On Tuesday, 19 November 2002 at 22:28 h, I wrote about "Setpref on
RSA keyin 1.3.0 knocks over W2K":

>Hi all,
>
>[ Don't you Linuxers start laughing, please: I am one of yours *) ] 
>
>What could perhaps be interesting for the readers of this list is
>what happened to me tonight: on the command console I updated my
>preferences on an old RSA secret key (69DA67C9) imported early this
>year from PGP 7.0.3, and with F7 (bringing up previous commands) I
>did an update pref. with the same string I had previously done on an
>old PGP created DSA key (3E0047E8). 
>
>When I did several F7's that way I noticed GPG wasn't responding
>well, but stupidly continued and setpref'ed. It worked okay I found
>later, but it BSOD'ed my W2KSP3. The fatal exception screen showed
>an error message I never saw before, but realising what I had been
>doing was explanatory: quote stop error 0xc000021a (Fatal System
>Error).
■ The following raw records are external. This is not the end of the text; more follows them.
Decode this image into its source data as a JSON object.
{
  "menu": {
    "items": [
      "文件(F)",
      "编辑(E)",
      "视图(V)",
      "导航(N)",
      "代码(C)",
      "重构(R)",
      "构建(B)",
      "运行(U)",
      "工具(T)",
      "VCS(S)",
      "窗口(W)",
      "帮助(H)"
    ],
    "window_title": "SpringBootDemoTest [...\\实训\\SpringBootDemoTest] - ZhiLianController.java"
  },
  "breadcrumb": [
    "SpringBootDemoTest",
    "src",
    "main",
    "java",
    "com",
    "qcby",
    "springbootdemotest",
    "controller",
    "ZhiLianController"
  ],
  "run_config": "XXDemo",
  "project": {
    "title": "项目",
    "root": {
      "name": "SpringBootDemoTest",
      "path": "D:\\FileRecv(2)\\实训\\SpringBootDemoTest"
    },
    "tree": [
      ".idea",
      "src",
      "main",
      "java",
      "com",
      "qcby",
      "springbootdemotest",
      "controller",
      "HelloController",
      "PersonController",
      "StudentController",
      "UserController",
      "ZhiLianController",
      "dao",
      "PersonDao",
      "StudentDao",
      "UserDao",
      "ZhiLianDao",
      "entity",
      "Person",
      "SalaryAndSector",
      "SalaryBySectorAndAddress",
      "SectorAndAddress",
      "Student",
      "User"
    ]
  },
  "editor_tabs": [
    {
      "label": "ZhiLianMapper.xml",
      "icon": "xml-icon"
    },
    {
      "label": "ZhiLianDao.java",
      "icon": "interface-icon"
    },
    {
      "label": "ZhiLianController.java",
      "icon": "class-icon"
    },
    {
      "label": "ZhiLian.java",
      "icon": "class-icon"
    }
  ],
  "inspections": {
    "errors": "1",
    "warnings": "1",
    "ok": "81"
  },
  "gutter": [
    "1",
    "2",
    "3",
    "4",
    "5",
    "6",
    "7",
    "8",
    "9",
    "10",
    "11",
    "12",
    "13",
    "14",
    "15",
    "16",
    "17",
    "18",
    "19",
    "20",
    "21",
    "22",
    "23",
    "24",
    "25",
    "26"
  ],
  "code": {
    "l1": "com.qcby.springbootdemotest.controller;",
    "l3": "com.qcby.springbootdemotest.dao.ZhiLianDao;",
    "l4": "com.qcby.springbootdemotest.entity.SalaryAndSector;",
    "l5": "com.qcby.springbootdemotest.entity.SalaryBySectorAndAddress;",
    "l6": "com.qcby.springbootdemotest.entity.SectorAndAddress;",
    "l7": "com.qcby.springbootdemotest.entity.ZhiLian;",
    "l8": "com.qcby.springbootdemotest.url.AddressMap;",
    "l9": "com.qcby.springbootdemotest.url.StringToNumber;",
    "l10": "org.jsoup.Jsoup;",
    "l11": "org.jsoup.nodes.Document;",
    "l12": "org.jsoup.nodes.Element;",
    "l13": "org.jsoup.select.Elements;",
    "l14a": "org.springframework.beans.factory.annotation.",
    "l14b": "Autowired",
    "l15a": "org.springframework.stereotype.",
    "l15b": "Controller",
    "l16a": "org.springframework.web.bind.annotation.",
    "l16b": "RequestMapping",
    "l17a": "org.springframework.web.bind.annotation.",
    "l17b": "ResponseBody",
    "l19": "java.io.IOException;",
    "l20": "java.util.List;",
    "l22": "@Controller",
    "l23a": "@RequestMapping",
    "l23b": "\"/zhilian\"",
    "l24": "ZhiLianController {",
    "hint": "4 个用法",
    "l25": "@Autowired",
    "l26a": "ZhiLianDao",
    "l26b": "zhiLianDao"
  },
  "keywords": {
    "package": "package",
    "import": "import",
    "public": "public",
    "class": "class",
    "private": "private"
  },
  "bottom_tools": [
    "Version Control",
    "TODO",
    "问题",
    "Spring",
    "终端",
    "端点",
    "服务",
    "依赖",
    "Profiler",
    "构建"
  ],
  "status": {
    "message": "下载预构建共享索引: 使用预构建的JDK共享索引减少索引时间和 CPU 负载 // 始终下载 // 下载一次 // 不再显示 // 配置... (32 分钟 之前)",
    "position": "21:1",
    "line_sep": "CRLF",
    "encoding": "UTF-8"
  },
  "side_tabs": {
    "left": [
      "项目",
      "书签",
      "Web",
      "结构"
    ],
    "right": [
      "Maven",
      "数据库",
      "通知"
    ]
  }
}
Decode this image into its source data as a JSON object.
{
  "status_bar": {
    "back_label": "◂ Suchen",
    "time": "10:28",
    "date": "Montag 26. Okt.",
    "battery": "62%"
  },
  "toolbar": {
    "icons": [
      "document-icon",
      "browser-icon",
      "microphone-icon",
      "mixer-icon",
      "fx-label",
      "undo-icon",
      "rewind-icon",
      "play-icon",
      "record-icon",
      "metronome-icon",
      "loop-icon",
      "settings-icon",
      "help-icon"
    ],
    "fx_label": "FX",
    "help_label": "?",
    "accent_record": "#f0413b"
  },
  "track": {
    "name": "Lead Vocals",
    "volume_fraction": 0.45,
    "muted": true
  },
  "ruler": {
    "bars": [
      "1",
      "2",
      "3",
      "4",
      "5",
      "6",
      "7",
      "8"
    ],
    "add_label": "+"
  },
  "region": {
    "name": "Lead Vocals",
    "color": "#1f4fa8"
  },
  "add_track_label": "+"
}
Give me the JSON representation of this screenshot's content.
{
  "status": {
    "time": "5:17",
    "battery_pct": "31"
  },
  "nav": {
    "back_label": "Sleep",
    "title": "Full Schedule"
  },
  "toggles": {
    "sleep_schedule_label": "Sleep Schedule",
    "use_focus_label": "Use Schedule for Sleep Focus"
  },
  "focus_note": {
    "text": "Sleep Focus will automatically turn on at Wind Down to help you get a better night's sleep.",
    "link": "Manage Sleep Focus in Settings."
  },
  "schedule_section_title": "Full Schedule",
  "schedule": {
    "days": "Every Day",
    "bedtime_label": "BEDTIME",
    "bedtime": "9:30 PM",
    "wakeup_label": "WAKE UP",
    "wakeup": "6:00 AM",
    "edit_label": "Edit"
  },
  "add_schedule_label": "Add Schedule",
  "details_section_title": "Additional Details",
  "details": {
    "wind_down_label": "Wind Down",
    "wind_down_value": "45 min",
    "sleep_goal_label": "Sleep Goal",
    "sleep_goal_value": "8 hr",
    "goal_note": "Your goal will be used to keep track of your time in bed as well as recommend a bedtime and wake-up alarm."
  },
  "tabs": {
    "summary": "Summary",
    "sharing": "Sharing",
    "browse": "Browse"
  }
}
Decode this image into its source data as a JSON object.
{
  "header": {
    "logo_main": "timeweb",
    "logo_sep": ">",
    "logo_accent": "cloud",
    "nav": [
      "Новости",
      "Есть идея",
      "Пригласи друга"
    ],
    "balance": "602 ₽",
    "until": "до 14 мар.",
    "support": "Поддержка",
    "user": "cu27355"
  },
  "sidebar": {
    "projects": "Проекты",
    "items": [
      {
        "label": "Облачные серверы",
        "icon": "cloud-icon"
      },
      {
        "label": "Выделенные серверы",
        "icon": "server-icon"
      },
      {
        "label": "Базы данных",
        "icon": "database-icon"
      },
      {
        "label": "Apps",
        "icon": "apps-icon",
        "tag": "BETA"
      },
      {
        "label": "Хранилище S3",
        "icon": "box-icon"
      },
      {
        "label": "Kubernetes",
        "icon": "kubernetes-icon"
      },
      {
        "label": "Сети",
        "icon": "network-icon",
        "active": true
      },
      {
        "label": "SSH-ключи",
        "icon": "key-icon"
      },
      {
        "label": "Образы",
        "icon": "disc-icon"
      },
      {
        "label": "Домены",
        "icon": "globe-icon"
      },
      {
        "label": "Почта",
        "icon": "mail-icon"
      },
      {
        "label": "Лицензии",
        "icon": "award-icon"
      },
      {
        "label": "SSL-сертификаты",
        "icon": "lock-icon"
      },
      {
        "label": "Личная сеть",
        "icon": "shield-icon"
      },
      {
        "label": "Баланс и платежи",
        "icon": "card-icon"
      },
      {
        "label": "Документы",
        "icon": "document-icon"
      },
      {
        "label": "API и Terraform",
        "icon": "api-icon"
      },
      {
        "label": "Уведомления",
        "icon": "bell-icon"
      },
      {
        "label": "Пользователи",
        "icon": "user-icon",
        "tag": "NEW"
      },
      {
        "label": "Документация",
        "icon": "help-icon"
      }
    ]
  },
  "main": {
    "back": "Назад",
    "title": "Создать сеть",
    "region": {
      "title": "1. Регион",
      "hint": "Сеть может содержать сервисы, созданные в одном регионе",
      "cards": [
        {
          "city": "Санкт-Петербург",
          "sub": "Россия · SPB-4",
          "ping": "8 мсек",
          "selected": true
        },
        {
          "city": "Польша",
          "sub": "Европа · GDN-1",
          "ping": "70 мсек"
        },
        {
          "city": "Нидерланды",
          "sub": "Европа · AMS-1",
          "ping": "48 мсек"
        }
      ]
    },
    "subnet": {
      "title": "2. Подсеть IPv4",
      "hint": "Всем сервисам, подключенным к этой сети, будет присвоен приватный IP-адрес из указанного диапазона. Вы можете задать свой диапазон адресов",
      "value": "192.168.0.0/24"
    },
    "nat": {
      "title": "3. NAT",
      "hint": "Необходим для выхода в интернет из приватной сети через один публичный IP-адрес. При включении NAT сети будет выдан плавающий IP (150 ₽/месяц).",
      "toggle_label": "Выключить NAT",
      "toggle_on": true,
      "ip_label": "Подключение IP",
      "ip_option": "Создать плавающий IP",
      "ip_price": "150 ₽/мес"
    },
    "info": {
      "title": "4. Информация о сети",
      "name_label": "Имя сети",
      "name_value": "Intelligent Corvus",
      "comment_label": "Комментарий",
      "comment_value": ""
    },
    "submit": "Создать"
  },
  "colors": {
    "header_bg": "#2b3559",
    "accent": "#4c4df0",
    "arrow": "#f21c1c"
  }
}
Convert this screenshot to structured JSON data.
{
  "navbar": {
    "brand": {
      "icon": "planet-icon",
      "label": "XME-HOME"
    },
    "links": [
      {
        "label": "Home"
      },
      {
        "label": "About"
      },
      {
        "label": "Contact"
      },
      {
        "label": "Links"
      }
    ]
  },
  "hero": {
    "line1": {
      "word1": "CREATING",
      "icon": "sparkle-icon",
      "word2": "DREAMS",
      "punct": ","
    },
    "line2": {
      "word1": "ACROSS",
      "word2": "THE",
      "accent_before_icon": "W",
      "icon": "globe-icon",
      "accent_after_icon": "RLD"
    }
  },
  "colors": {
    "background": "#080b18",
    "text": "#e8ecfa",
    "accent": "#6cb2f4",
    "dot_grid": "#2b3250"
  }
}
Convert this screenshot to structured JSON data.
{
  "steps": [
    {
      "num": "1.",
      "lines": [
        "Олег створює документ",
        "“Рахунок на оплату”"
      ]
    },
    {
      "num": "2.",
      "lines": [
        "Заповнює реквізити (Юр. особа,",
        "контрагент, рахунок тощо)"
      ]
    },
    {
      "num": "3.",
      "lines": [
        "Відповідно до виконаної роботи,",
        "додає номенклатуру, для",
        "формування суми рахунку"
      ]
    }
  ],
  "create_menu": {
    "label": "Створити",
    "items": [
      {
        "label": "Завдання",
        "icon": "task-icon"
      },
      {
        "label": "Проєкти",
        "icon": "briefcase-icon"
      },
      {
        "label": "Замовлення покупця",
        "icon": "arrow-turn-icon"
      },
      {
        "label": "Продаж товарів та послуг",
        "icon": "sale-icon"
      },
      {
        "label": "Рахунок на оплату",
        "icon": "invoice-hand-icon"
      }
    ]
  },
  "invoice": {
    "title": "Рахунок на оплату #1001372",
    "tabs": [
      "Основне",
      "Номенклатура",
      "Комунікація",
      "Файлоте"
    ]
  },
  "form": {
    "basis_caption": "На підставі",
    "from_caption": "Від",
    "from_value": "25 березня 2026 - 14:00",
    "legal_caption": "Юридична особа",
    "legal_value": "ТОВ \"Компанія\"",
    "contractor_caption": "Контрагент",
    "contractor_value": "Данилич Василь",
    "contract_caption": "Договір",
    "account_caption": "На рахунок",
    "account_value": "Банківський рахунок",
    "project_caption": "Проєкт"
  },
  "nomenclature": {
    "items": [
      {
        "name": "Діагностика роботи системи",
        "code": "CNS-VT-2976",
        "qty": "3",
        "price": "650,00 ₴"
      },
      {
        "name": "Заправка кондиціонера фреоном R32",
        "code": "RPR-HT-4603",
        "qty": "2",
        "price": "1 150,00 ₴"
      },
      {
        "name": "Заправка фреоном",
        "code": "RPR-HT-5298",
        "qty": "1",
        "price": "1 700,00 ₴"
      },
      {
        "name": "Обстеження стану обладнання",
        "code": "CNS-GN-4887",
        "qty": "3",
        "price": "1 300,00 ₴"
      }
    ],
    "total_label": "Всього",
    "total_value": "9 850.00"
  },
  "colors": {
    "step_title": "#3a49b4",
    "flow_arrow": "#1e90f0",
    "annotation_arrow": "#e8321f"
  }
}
The Windows Subsystem process terminated unexpectedly with a
>status of 0xc0000005 (0x77fcb238 0x005bf940) unquote.  
>
>A remark in the "Getting Started" booklet provided with the W2K
>setup-CD from Microsoft under this stop error states i.a.: "the user
>subsystem, such as winlogon or the client server runtime subsystem
>(crss), is fatally compromised and security can no longer be
>guaranteed". 
>
>If some of you W2K'ers would want to recreate this, pls bear in mind
>that my secring is on a PGP Disk, I was running hardly anything
>except BlackIce PC Protection and Kerio personal firewall. 

err: ...and seti@home command line

>But we
>can't completely blame windows for this (yet another BSOD), because
>since day 1 that I own W2K my hardware setup appears to be not
>completely compatible with it, this was worsened when SP3 was
>published and sofar I couldn't obtain the perfect controller card
>driver for me and my W2K yet. So my box is much more likely to fall
>over than someone's completely stable system.
>
>Nevertheless it is my experience that GnuPG is drawing so many
>resources (I have 458 Mb RAM and a PII /350 MHz that should normally
>speaking be sufficient) that since SP3 I have taken many a beating.
>I have even been falsely accusing GPGshell of some freezes I
>suffered, but it has become clear to me that GnuPG (both 1.2.1-1 and
>1.3.0) is so demanding that a not 100% stable system will bowl over.
>  
>
>If there would be any chance of making available an option in GnuPG
>to make less demands on the O/S + hardware I would highly appreciate
>that. Of course, I don't want to bring down encryption speed for
>everybody, but I could imagine that others might suffer difficulties
>too, sometimes. 
>
>Anyway I hope the information is helpful for those who want to see
>GnuPG usage increase in general: it's a fine tool for me in all
>other respects.
>
>Cheers,
>=Dick Gevers=
>
>
>*) sort of: Suse 6.0 was incapable of dealing with my non-win-
>modem, unless I flashed its BIOS with a Siemens update that would
>have disabled it for Windows: now I hope to have ADSL soon when I
>intend to multi-boot to Mandrake or W2K).